Нина Васильевна впервые услышала о том, что сын пишет стихи, но она кивнула головой:

– Да-да.

– В них есть даже мысли. И, как ни странно, чувственность.

Нине Васильевне стало очень жаль себя, и у нее вырвалось:

– Простите меня за откровенность… у меня, Аглая Владиславовна, совсем не сложилась личная жизнь. Из-за этого я многого, наверное, не смогла разглядеть в собственном сыне… Того, что разглядели вы. Спасибо вам! – Нина Васильевна часто заморгала глазами.

– Да что вы, голубушка, что вы? У меня же это профессионально, успокойтесь! Думаете, у меня сложилась жизнь? У кого она сложилась, хотела бы я знать? Для этого надо иметь ярко выраженное «хищное начало», чего там – коготок показать, зубки оскалить, глазиком сверкнуть.
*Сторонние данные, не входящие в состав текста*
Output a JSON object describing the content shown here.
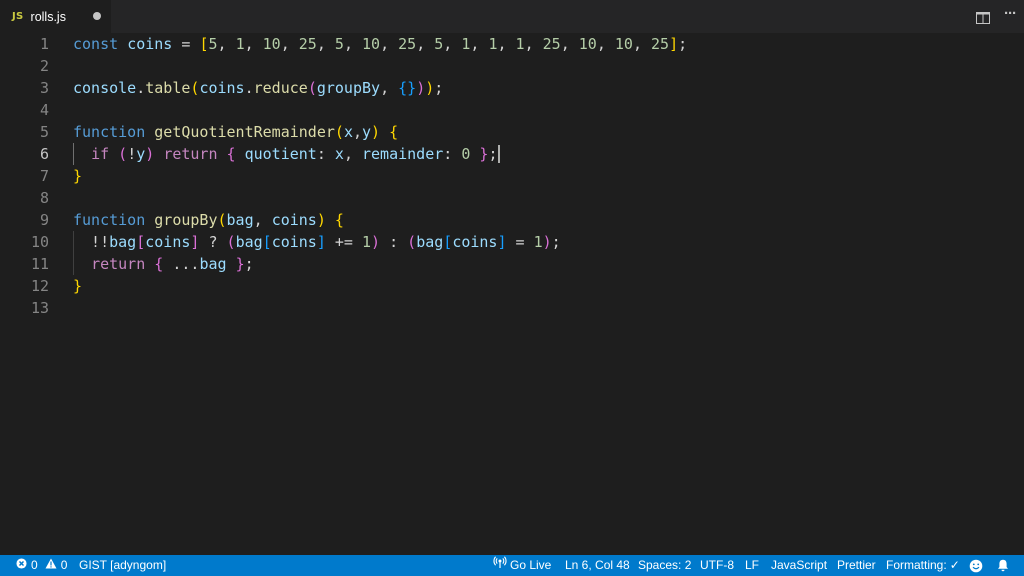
{
  "tab": {
    "icon_text": "JS",
    "title": "rolls.js",
    "modified": true
  },
  "tab_actions": {
    "split_icon": "split-editor-icon",
    "more_label": "···"
  },
  "editor": {
    "active_line": 6,
    "lines": [
      {
        "number": "1"
      },
      {
        "number": "2"
      },
      {
        "number": "3"
      },
      {
        "number": "4"
      },
      {
        "number": "5"
      },
      {
        "number": "6"
      },
      {
        "number": "7"
      },
      {
        "number": "8"
      },
      {
        "number": "9"
      },
      {
        "number": "10"
      },
      {
        "number": "11"
      },
      {
        "number": "12"
      },
      {
        "number": "13"
      }
    ],
    "code": [
      [
        [
          "kw",
          "const"
        ],
        [
          "pun",
          " "
        ],
        [
          "var",
          "coins"
        ],
        [
          "pun",
          " = "
        ],
        [
          "b1",
          "["
        ],
        [
          "num",
          "5"
        ],
        [
          "pun",
          ", "
        ],
        [
          "num",
          "1"
        ],
        [
          "pun",
          ", "
        ],
        [
          "num",
          "10"
        ],
        [
          "pun",
          ", "
        ],
        [
          "num",
          "25"
        ],
        [
          "pun",
          ", "
        ],
        [
          "num",
          "5"
        ],
        [
          "pun",
          ", "
        ],
        [
          "num",
          "10"
        ],
        [
          "pun",
          ", "
        ],
        [
          "num",
          "25"
        ],
        [
          "pun",
          ", "
        ],
        [
          "num",
          "5"
        ],
        [
          "pun",
          ", "
        ],
        [
          "num",
          "1"
        ],
        [
          "pun",
          ", "
        ],
        [
          "num",
          "1"
        ],
        [
          "pun",
          ", "
        ],
        [
          "num",
          "1"
        ],
        [
          "pun",
          ", "
        ],
        [
          "num",
          "25"
        ],
        [
          "pun",
          ", "
        ],
        [
          "num",
          "10"
        ],
        [
          "pun",
          ", "
        ],
        [
          "num",
          "10"
        ],
        [
          "pun",
          ", "
        ],
        [
          "num",
          "25"
        ],
        [
          "b1",
          "]"
        ],
        [
          "pun",
          ";"
        ]
      ],
      [],
      [
        [
          "var",
          "console"
        ],
        [
          "pun",
          "."
        ],
        [
          "fn",
          "table"
        ],
        [
          "b1",
          "("
        ],
        [
          "var",
          "coins"
        ],
        [
          "pun",
          "."
        ],
        [
          "fn",
          "reduce"
        ],
        [
          "b2",
          "("
        ],
        [
          "var",
          "groupBy"
        ],
        [
          "pun",
          ", "
        ],
        [
          "b3",
          "{}"
        ],
        [
          "b2",
          ")"
        ],
        [
          "b1",
          ")"
        ],
        [
          "pun",
          ";"
        ]
      ],
      [],
      [
        [
          "kw",
          "function"
        ],
        [
          "pun",
          " "
        ],
        [
          "fn",
          "getQuotientRemainder"
        ],
        [
          "b1",
          "("
        ],
        [
          "var",
          "x"
        ],
        [
          "pun",
          ","
        ],
        [
          "var",
          "y"
        ],
        [
          "b1",
          ")"
        ],
        [
          "pun",
          " "
        ],
        [
          "b1",
          "{"
        ]
      ],
      [
        [
          "pun",
          "  "
        ],
        [
          "kw2",
          "if"
        ],
        [
          "pun",
          " "
        ],
        [
          "b2",
          "("
        ],
        [
          "pun",
          "!"
        ],
        [
          "var",
          "y"
        ],
        [
          "b2",
          ")"
        ],
        [
          "pun",
          " "
        ],
        [
          "kw2",
          "return"
        ],
        [
          "pun",
          " "
        ],
        [
          "b2",
          "{"
        ],
        [
          "pun",
          " "
        ],
        [
          "var",
          "quotient"
        ],
        [
          "pun",
          ": "
        ],
        [
          "var",
          "x"
        ],
        [
          "pun",
          ", "
        ],
        [
          "var",
          "remainder"
        ],
        [
          "pun",
          ": "
        ],
        [
          "num",
          "0"
        ],
        [
          "pun",
          " "
        ],
        [
          "b2",
          "}"
        ],
        [
          "pun",
          ";"
        ]
      ],
      [
        [
          "b1",
          "}"
        ]
      ],
      [],
      [
        [
          "kw",
          "function"
        ],
        [
          "pun",
          " "
        ],
        [
          "fn",
          "groupBy"
        ],
        [
          "b1",
          "("
        ],
        [
          "var",
          "bag"
        ],
        [
          "pun",
          ", "
        ],
        [
          "var",
          "coins"
        ],
        [
          "b1",
          ")"
        ],
        [
          "pun",
          " "
        ],
        [
          "b1",
          "{"
        ]
      ],
      [
        [
          "pun",
          "  !!"
        ],
        [
          "var",
          "bag"
        ],
        [
          "b2",
          "["
        ],
        [
          "var",
          "coins"
        ],
        [
          "b2",
          "]"
        ],
        [
          "pun",
          " ? "
        ],
        [
          "b2",
          "("
        ],
        [
          "var",
          "bag"
        ],
        [
          "b3",
          "["
        ],
        [
          "var",
          "coins"
        ],
        [
          "b3",
          "]"
        ],
        [
          "pun",
          " += "
        ],
        [
          "num",
          "1"
        ],
        [
          "b2",
          ")"
        ],
        [
          "pun",
          " : "
        ],
        [
          "b2",
          "("
        ],
        [
          "var",
          "bag"
        ],
        [
          "b3",
          "["
        ],
        [
          "var",
          "coins"
        ],
        [
          "b3",
          "]"
        ],
        [
          "pun",
          " = "
        ],
        [
          "num",
          "1"
        ],
        [
          "b2",
          ")"
        ],
        [
          "pun",
          ";"
        ]
      ],
      [
        [
          "pun",
          "  "
        ],
        [
          "kw2",
          "return"
        ],
        [
          "pun",
          " "
        ],
        [
          "b2",
          "{"
        ],
        [
          "pun",
          " ..."
        ],
        [
          "var",
          "bag"
        ],
        [
          "pun",
          " "
        ],
        [
          "b2",
          "}"
        ],
        [
          "pun",
          ";"
        ]
      ],
      [
        [
          "b1",
          "}"
        ]
      ],
      []
    ]
  },
  "statusbar": {
    "errors": "0",
    "warnings": "0",
    "gist": "GIST [adyngom]",
    "go_live": "Go Live",
    "position": "Ln 6, Col 48",
    "spaces": "Spaces: 2",
    "encoding": "UTF-8",
    "eol": "LF",
    "language": "JavaScript",
    "prettier": "Prettier",
    "formatting": "Formatting:",
    "formatting_status": "✓"
  },
  "colors": {
    "editor_bg": "#1e1e1e",
    "statusbar_bg": "#007acc",
    "keyword": "#569cd6",
    "control": "#c586c0",
    "variable": "#9cdcfe",
    "function": "#dcdcaa",
    "number": "#b5cea8"
  }
}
У меня этого, как видите, тоже нет…

– А ваши родители? – Гурьянова вытерла краем фартука глаза. Нина Васильевна разумела – у них-то хоть сложилась жизнь?

– Не будем больше о них. Не поверите: ученики и творчество Лермонтова дают мне все, чтобы быть счастливой в жизни. Мне кажется порой, что я наблюдаю долину жизни откуда-то сверху его глазами… Я уже семь раз в свой отпуск возила ребят в Ленинград, Тарханы, Тамань, Пятигорск… А как написал о нем Паустовский!

Послышались быстрые шаги, дверь со стуком открылась. Заскочил Леша, бросил под стол портфель, поздоровался с учительницей. Та улыбнулась:

– Мы с тобой, Леша, сегодня раз двадцать виделись, если не больше.

– Нет, двадцать не виделись. Раз восемнадцать.

Женщины рассмеялись. Нина Васильевна засуетилась с ужином, а Аглая Владиславовна сказала: «Ой, что же это я так засиделась?» – и стала прощаться. Заметив вопрошающий взгляд Алексея, обращенный на мать, она сказала:

– Вот, Леша, хвалила тебя маме. За глаза. Теперь могу повторить и в глаза: молодец, но не зазнавайся.

– Аглая Владиславовна, показать стихи?

– Покажи.

Леша вытащил из-под учебников тетрадочку с портретом Пушкина на обложке. Учительница улыбнулась, полистала тетрадку, прочитала несколько стихотворений. Задумалась. Сказала:

– Что ж, Леша, пиши. У тебя должно получиться. У тебя рифмы – кони, а мысли – вожжи; вот и погоняй рифмы мыслями, не наоборот. У редких поэтов, правда, наоборот, но ты другой. Впрочем, учись.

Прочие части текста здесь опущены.